Nina, Shanti and Belle run a 1000 m race at a constant speed. When Nina crossed the finish line first, she was 200 m ahead of Shanti and 400 m ahead of Belle. When Shanthi crossed the finish line, how far ahead of Belle was she?
How did you get 5/4 oobleck?
Shanti had run 4/5 of the race when Nina finished.
So, if Nina's time was x, it took Shanti 5/4 x to finish the race
So, Bell had run 5/4 * 600 = 750 meters when Shanti finished.
That means Shanti was 250m ahead of Belle.
To Chews it 5/4 is used for Shanti because she spent x time for 800m so time for 1000m is 1000/800 x= 5/4 x
Why do you times by 600 Oobleck?
250
To Chews it. what is 1000-400
To determine how far ahead of Belle Shanti was when she crossed the finish line, we need to calculate the distance between Nina and Shanti when Shanti crossed the finish line.
Let's assume that Shanti took x seconds to complete the race. Since all three runners maintain a constant speed, we can use their relative speeds to find the distance between them at any point in time.
From the given information, we know that when Nina finished the race, she was 200 m ahead of Shanti and 400 m ahead of Belle. Therefore, when Shanti finished the race, she would be 200 m behind Nina and 400 m ahead of Belle.
We can set up two equations based on these distances:
Distance traveled by Nina = Distance traveled by Shanti + 200 m ----- (Equation 1)
Distance traveled by Nina = Distance traveled by Belle + 400 m ----- (Equation 2)
Since the three runners maintain a constant speed, we can use the formula distance = speed × time to express the distances as functions of time.
Let's assume the speeds of Nina, Shanti, and Belle are n, s, and b m/s (meters per second), respectively.
Equation 1 can be rewritten as n * x = s * x + 200 m
Equation 2 can be rewritten as n * x = b * x + 400 m
We want to find the value of (b * x) - (s * x), which represents how far ahead of Belle Shanti was when she crossed the finish line. To do this, we need to isolate (b * x) and (s * x) separately.
Rearranging Equation 1, we get n * x - s * x = 200 m
Simplifying, we find (n - s) * x = 200 m
Rearranging Equation 2, we get n * x - b * x = 400 m
Simplifying, we find (n - b) * x = 400 m
We now have a system of equations:
(n - s) * x = 200 m
(n - b) * x = 400 m
To eliminate the variable x, we can divide Equation 2 by Equation 1:
[(n - b) * x] / [(n - s) * x] = 400 m / 200 m
(n - b) / (n - s) = 2
Cross-multiplying, we get 2(n - s) = (n - b)
2n - 2s = n - b
b = n + 2s
Now we have found the relationship between the speeds of Shanti and Belle.

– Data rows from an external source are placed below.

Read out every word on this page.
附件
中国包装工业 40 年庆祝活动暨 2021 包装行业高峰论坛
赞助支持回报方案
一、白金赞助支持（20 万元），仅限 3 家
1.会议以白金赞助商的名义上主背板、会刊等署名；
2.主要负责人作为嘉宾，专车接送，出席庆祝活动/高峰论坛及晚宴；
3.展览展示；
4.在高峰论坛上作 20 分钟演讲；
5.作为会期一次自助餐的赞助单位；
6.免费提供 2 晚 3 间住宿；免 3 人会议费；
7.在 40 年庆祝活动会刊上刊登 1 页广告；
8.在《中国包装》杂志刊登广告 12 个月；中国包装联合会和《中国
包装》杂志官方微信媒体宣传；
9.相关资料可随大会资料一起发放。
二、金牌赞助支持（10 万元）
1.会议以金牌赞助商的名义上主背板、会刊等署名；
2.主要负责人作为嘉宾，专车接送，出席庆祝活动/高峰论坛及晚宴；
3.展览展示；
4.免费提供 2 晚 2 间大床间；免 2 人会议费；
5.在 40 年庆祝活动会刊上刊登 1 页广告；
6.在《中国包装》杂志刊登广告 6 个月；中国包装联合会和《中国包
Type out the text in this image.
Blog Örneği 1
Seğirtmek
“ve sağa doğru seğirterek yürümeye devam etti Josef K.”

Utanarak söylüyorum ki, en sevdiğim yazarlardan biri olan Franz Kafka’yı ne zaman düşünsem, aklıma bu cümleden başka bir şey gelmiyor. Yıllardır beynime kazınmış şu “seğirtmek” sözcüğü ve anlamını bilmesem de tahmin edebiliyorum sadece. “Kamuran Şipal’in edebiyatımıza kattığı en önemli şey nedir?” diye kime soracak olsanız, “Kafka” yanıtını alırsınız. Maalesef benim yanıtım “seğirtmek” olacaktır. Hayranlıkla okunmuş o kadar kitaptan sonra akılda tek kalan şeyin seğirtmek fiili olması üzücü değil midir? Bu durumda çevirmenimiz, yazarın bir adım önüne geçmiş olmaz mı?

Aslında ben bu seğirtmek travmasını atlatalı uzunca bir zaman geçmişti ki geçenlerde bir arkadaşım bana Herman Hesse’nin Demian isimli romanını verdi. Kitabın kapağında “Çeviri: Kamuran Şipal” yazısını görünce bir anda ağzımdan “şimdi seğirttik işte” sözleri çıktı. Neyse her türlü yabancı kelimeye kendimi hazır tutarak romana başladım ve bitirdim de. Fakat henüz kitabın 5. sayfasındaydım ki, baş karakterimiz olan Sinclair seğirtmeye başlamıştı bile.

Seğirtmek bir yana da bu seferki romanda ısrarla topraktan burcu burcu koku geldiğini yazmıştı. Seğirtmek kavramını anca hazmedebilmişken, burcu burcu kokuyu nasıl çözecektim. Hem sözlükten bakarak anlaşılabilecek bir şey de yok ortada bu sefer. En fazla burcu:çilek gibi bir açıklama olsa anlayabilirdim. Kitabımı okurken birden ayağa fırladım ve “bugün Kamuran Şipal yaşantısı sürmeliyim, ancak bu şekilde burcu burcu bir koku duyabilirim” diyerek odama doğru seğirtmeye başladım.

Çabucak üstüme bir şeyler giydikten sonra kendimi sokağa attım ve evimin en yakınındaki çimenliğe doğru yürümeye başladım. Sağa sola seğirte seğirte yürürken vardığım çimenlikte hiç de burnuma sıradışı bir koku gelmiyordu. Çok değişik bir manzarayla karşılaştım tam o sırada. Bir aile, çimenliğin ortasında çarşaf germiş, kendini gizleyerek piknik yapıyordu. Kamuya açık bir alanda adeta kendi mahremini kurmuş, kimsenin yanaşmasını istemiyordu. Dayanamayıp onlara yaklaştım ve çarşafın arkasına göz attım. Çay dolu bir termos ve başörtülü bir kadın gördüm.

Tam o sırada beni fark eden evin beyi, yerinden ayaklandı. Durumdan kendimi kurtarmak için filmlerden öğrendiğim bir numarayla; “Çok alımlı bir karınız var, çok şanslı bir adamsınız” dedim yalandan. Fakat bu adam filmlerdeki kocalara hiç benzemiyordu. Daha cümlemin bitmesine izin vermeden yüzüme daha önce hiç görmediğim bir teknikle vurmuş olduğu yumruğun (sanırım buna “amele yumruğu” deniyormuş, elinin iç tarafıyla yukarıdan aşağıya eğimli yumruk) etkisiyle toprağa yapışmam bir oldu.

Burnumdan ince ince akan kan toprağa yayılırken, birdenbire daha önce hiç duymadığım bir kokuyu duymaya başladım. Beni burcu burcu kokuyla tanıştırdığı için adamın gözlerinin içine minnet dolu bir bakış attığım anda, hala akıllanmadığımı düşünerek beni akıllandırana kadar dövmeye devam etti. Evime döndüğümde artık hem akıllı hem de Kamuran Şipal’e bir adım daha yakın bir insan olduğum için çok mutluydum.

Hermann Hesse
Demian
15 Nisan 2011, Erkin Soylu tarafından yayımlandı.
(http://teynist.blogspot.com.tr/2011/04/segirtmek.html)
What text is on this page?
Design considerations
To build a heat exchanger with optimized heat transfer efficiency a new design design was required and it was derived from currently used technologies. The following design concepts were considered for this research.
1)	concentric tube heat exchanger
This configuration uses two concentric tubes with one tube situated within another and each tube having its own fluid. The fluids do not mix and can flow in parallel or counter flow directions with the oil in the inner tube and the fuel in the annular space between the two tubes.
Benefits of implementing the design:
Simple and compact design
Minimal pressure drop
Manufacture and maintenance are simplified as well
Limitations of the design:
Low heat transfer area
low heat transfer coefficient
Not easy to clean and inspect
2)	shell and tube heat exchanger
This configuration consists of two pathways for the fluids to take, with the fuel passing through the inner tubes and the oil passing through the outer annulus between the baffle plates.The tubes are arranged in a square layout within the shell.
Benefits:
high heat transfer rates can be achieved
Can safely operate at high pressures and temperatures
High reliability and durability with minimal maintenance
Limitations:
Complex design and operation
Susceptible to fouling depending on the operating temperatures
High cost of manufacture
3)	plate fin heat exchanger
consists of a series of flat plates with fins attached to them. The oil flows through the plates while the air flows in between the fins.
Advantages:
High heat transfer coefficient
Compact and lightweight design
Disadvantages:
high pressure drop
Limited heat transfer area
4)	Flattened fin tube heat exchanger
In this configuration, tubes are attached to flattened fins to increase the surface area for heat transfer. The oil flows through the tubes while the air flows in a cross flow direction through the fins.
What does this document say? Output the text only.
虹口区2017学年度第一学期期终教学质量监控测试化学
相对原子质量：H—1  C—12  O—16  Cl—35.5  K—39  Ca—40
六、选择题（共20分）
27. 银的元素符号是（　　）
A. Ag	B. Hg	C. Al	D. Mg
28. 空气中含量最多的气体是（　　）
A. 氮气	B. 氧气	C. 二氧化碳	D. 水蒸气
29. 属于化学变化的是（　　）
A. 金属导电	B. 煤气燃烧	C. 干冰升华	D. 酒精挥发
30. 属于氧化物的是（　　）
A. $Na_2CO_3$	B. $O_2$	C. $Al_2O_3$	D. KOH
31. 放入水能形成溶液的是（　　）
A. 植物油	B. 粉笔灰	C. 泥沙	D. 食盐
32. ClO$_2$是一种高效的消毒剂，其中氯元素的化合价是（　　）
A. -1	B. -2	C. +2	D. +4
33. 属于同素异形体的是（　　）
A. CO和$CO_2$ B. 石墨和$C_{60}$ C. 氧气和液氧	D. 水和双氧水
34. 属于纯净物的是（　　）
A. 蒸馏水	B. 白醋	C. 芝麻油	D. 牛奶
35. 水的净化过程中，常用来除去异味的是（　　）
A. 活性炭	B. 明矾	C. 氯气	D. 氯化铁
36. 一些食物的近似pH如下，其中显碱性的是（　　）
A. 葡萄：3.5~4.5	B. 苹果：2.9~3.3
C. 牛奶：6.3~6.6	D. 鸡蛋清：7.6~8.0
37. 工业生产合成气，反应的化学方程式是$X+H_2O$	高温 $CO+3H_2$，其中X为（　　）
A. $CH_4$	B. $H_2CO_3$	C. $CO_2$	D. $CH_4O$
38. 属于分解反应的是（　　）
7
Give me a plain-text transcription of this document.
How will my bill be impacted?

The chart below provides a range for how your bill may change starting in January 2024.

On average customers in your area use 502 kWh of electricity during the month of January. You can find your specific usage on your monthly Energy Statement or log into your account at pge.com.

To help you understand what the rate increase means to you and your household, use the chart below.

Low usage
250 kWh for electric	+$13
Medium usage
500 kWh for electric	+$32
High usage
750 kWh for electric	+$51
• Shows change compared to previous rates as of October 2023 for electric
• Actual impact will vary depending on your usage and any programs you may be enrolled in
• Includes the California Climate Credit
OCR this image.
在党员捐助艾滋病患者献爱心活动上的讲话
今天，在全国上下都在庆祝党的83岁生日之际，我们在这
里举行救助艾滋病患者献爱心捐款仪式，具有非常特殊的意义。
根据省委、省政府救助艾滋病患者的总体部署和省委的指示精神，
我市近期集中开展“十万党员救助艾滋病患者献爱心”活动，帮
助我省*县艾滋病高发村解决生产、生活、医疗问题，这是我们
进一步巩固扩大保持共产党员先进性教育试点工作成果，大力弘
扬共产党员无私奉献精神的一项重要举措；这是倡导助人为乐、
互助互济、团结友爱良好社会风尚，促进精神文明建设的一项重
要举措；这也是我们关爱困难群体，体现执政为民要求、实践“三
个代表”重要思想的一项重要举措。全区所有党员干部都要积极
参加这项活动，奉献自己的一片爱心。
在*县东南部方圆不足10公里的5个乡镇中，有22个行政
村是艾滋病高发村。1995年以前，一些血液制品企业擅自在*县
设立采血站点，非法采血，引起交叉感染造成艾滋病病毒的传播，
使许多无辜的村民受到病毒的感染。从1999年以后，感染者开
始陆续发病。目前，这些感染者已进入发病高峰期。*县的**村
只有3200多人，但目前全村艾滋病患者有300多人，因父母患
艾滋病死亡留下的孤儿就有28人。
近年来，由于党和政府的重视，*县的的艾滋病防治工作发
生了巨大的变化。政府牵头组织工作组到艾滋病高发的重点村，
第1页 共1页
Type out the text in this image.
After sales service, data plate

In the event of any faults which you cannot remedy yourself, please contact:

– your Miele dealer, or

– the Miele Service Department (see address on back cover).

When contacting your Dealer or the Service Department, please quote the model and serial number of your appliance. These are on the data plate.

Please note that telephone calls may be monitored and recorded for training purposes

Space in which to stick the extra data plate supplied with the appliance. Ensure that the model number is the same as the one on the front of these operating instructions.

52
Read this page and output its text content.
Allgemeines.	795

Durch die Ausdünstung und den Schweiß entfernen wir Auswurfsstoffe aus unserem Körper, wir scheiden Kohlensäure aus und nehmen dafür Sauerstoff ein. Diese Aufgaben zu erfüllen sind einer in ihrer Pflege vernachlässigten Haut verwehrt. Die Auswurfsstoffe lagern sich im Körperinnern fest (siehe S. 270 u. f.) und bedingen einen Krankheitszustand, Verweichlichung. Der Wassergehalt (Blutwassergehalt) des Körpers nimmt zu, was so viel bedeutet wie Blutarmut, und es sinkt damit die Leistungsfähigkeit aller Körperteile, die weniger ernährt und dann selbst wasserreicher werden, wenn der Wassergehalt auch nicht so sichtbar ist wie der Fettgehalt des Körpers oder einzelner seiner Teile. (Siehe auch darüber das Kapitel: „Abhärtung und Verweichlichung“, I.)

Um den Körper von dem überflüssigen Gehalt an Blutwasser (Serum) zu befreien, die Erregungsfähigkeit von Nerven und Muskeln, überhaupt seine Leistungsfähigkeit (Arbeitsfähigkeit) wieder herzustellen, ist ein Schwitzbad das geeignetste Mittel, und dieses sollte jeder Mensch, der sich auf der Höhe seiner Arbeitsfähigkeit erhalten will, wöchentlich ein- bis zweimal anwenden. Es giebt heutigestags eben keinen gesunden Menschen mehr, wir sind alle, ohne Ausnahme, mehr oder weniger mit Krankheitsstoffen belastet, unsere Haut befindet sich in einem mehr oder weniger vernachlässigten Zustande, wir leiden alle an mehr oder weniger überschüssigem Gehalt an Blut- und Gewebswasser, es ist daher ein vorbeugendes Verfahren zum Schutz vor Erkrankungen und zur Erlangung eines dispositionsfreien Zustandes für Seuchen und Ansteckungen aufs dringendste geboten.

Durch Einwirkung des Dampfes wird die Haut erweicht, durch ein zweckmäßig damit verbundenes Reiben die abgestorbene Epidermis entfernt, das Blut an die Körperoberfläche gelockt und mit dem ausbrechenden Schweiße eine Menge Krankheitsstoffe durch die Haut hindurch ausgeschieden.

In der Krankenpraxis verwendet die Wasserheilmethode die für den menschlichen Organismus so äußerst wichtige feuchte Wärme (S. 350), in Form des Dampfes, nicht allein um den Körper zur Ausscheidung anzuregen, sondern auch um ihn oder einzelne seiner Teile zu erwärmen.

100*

We know that Belle finished the race after Nina and Shanti, so her time will be x + y seconds, where y is the time taken by Shanti to complete the race.
Now we can calculate how far ahead of Belle Shanti was when she crossed the finish line. We substitute b = n + 2s into Equation 2 and solve for (b * x) - (s * x):
n * x = b * x + 400 m
n * x = (n + 2s) * x + 400 m
0 = 2s * x + 400 m
400 m = 2s * x
200 m = s * x
Therefore, when Shanti crossed the finish line, she was 200 meters ahead of Belle.